Zinc is reported to have proliferative and anti-apoptotic properties [92], whilst some reports show that zinc can also be pro-apoptotic [93]. It is becoming clear that the effects of zinc are concentration and tissue specific. It is for these reasons that the role of zinc in cancer is a somewhat enigmatic one. As previously mentioned, zinc levels vary in different cancers. It has been shown that the zinc level is lower in cancers such as ovarian [67], prostate [94] and hepatocellular cancers [69]. This reduction of zinc has, in the case of prostate and hepatocellular cancers, been linked to altered expression of ZIP channels [95]. Intriguingly, zinc was found to induce apoptosis in these three malignancies [96,97,98].

In contrast to the above-mentioned cancers, the level of zinc was shown to be markedly increased in cancers such as breast [99,100] and pancreatic cancers [68]. In both cases, the abnormal zinc level was linked to ZIP transporters and this increased zinc level was found to contribute to cancer progression [68,101,102,103,104]. In the case of pancreatic cancer, depletion of zinc was found to cause apoptosis [105,106].
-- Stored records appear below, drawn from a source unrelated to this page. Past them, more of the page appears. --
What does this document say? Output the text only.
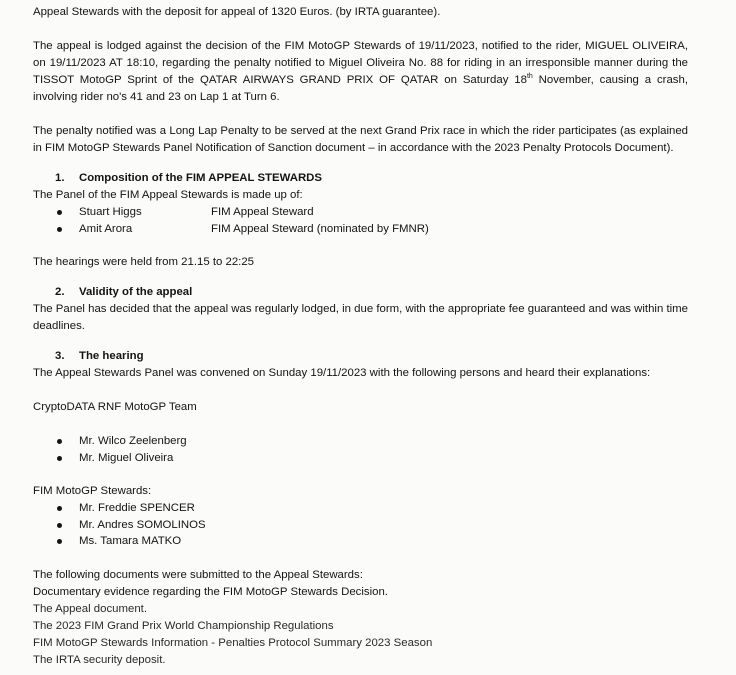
Appeal Stewards with the deposit for appeal of 1320 Euros. (by IRTA guarantee).

The appeal is lodged against the decision of the FIM MotoGP Stewards of 19/11/2023, notified to the rider, MIGUEL OLIVEIRA, on 19/11/2023 AT 18:10, regarding the penalty notified to Miguel Oliveira No. 88 for riding in an irresponsible manner during the TISSOT MotoGP Sprint of the QATAR AIRWAYS GRAND PRIX OF QATAR on Saturday 18th November, causing a crash, involving rider no's 41 and 23 on Lap 1 at Turn 6.

The penalty notified was a Long Lap Penalty to be served at the next Grand Prix race in which the rider participates (as explained in FIM MotoGP Stewards Panel Notification of Sanction document – in accordance with the 2023 Penalty Protocols Document).

1. Composition of the FIM APPEAL STEWARDS

The Panel of the FIM Appeal Stewards is made up of:

Stuart Higgs	FIM Appeal Steward
Amit Arora	FIM Appeal Steward (nominated by FMNR)

The hearings were held from 21.15 to 22:25

2. Validity of the appeal

The Panel has decided that the appeal was regularly lodged, in due form, with the appropriate fee guaranteed and was within time deadlines.

3. The hearing

The Appeal Stewards Panel was convened on Sunday 19/11/2023 with the following persons and heard their explanations:

CryptoDATA RNF MotoGP Team

Mr. Wilco Zeelenberg
Mr. Miguel Oliveira

FIM MotoGP Stewards:

Mr. Freddie SPENCER
Mr. Andres SOMOLINOS
Ms. Tamara MATKO

The following documents were submitted to the Appeal Stewards:

Documentary evidence regarding the FIM MotoGP Stewards Decision.

The Appeal document.

The 2023 FIM Grand Prix World Championship Regulations

FIM MotoGP Stewards Information - Penalties Protocol Summary 2023 Season

The IRTA security deposit.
While these studies demonstrate contrasting roles for zinc in cancerous tissues, they all point to the fact that zinc channels or the mechanisms that regulate them are potential therapeutic targets for a variety of cancers. We have shown that CK2 is involved in the homeostasis and toxicity of zinc in mouse neuroblastoma cells by a mechanism somewhat similar to S. cerevisiae [64], indicating evolutionary conservation. Distribution and availability of zinc is linked to CK2, not only through our studies, but through the work of others [15,82]. Therefore, not just for its roles in cell proliferation but also as a regulator of metal ion homeostasis, CK2 itself should be explored for development of therapeutic agents.

6. Future Perspective

The functional pleiotropism of protein kinase CK2 accentuates the notion that CK2 is at the centre of cellular concatenation, the intricacy of which is still open for delineation. Many questions exist, such as how CK2 regulates metal toxicity. Identification of CK2 substrates, in the context of metal exposure, should be a worthwhile undertaking for future research and drug development. The distinctive effect of CK2 subunits on metal toxicity may serve as a useful tool in understanding the structure and function of the enzyme. We envisage that the current understanding of the role of CK2 in metal transport is merely a prelude to major discoveries in times to come.